In the present study, it was hypothesized that the incorporation of fatty acids is distinct among ruminant tissues and that it could be modulated by diet composition. To test this hypothesis, fatty acid composition, including conjugated linoleic acid isomers, of the most relevant beef by-products (brain, heart, kidney, liver, pancreas and tongue) from young bulls those fed distinct silage levels was assessed. Data indicated a large variation in fatty acid profile and conjugated linoleic acid composition among edible by-products. The most abundant fatty acids were C16:0 (kidney), C18:0 (heart and liver) and C18:1 c9 (brain, pancreas and tongue) followed by C20:4 n-6, except in brain (C22:6 n-3 predominates). Brain, as shown by principal component analysis, presents a distinct fatty acid composition compared to the other beef by-products analysed. In addition, high silage diet relative to low silage diet promoted an increase of n-3 polyunsaturated fatty acid, t11, t13 and t11, c13 conjugated linoleic acid in heart, kidney, liver and pancreas. Overall, the data suggested that beef by-products had, in general, high contents of cholesterol, saturated fatty acid and trans fatty acid, as well as high levels of conjugated linoleic acid.

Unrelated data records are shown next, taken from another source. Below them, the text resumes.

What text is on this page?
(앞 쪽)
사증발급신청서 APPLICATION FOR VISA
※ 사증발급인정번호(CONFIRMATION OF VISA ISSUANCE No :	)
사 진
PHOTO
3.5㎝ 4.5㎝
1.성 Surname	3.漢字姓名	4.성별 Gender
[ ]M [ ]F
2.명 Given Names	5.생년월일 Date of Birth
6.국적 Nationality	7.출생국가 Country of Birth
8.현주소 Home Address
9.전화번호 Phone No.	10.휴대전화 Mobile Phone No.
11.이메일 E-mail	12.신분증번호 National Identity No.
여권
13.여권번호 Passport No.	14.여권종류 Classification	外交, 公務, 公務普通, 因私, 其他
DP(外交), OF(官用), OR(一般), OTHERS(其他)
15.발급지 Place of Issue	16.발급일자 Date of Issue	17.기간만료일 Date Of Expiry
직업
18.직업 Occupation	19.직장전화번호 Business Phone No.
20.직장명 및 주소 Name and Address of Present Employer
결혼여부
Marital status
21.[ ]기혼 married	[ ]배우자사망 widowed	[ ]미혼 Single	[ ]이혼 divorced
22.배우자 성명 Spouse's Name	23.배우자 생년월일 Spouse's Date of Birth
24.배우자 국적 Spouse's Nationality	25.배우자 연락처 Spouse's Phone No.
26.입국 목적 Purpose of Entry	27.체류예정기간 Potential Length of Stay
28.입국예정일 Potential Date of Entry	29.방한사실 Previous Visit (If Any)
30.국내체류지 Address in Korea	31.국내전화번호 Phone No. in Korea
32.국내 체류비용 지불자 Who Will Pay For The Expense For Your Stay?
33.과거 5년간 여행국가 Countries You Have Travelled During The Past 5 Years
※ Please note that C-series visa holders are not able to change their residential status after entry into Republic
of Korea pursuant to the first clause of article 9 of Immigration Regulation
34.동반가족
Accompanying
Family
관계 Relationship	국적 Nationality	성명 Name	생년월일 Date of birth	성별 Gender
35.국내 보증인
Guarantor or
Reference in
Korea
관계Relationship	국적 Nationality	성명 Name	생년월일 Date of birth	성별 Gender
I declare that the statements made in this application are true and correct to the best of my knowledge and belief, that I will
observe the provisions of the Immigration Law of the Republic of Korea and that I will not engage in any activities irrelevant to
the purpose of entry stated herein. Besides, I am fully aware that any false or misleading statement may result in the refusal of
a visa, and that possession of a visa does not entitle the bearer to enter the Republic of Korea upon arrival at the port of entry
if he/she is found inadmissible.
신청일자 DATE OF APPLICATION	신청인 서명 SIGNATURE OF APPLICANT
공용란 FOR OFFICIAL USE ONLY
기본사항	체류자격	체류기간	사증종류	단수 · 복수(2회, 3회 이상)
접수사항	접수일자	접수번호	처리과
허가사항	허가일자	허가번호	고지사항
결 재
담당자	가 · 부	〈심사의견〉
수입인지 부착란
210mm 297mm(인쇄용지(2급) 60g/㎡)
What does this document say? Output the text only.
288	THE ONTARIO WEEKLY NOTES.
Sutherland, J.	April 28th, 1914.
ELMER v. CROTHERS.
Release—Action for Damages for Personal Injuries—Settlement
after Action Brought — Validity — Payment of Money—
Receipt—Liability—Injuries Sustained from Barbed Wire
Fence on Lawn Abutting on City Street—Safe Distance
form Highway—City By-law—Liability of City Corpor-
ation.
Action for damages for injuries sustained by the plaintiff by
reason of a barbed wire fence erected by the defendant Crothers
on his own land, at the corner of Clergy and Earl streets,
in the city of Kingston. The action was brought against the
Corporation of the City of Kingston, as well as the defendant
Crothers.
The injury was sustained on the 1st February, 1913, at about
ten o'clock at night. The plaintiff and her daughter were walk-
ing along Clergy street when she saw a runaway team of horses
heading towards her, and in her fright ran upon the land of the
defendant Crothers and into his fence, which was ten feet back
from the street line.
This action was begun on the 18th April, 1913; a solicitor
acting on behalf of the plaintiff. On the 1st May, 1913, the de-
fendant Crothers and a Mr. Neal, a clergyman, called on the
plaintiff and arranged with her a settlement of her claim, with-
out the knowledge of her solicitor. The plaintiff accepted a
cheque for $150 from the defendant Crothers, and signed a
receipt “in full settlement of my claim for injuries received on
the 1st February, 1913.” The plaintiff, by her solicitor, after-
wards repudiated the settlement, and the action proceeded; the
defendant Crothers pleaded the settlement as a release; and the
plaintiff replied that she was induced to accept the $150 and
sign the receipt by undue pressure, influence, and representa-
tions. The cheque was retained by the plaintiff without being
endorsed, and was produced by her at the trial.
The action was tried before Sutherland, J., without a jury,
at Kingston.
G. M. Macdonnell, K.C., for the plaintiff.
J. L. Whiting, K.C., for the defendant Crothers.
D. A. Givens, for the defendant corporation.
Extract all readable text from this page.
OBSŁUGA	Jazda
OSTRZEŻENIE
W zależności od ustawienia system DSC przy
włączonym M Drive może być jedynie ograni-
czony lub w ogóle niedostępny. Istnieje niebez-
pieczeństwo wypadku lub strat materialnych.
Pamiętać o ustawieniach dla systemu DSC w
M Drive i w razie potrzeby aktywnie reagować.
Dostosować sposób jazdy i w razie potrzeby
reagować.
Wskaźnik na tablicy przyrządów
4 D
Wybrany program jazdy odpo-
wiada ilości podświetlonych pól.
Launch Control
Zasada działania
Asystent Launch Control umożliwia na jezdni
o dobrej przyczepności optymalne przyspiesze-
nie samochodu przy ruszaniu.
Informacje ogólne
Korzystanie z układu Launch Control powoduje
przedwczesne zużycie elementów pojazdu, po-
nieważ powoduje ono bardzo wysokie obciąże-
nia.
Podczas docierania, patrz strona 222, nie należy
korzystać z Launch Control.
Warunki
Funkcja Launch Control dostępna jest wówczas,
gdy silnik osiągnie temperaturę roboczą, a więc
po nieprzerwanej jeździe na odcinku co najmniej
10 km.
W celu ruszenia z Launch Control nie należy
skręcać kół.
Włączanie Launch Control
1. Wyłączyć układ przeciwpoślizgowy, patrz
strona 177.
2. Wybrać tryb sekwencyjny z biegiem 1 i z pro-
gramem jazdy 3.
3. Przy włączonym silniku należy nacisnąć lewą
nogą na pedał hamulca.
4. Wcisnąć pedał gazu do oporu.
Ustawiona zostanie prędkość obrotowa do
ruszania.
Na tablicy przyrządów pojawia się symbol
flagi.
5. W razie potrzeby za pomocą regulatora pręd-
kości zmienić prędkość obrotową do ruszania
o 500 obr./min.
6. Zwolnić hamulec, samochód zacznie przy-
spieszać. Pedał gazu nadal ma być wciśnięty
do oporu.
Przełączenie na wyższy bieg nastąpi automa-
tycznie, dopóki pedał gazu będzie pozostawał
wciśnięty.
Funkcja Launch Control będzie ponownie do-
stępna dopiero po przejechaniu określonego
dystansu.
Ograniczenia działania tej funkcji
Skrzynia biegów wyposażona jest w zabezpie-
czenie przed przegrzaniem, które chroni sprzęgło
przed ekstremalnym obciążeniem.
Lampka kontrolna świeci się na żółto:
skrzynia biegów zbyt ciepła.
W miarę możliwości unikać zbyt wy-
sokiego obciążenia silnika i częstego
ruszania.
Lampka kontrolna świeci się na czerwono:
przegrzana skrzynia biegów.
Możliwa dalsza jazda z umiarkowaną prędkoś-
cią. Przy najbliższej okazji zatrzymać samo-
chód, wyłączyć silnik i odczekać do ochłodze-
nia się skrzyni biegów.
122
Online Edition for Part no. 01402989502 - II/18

Therefore, from a nutritional point of view they are recommended only in small amounts as part of a balanced diet.

摘要

在本研究中,我们假设反刍动物组织中脂肪酸的掺入情况各不相同,并且其可能受到饮食组成的调节。为了验证这一假设,我们评估了来自饲喂不同青贮饲料水平的年轻公牛的最相关牛肉副产品(脑、心脏、肾脏、肝脏、胰腺和舌头)的脂肪酸组成,包括共轭亚油酸异构体。数据表明,可食用副产品之间的脂肪酸谱和共轭亚油酸组成存在很大差异。最丰富的脂肪酸是C16:0(肾脏)、C18:0(心脏和肝脏)和C18:1 c9(脑、胰腺和舌头),其次是C20:4 n-6,但脑除外(C22:6 n-3占主导)。主成分分析表明,与其他分析的牛肉副产品相比,脑呈现出独特的脂肪酸组成。此外,与低青贮饲料日粮相比,高青贮饲料日粮促进了心脏、肾脏、肝脏和胰腺中n-3多不饱和脂肪酸、t11,t13和t11,c13共轭亚油酸的增加。总体而言,数据表明牛肉副产品通常含有高含量的胆固醇、饱和脂肪酸和反式脂肪酸,以及高水平的共轭亚油酸。因此,从营养角度来看,建议仅将其少量作为均衡饮食的一部分。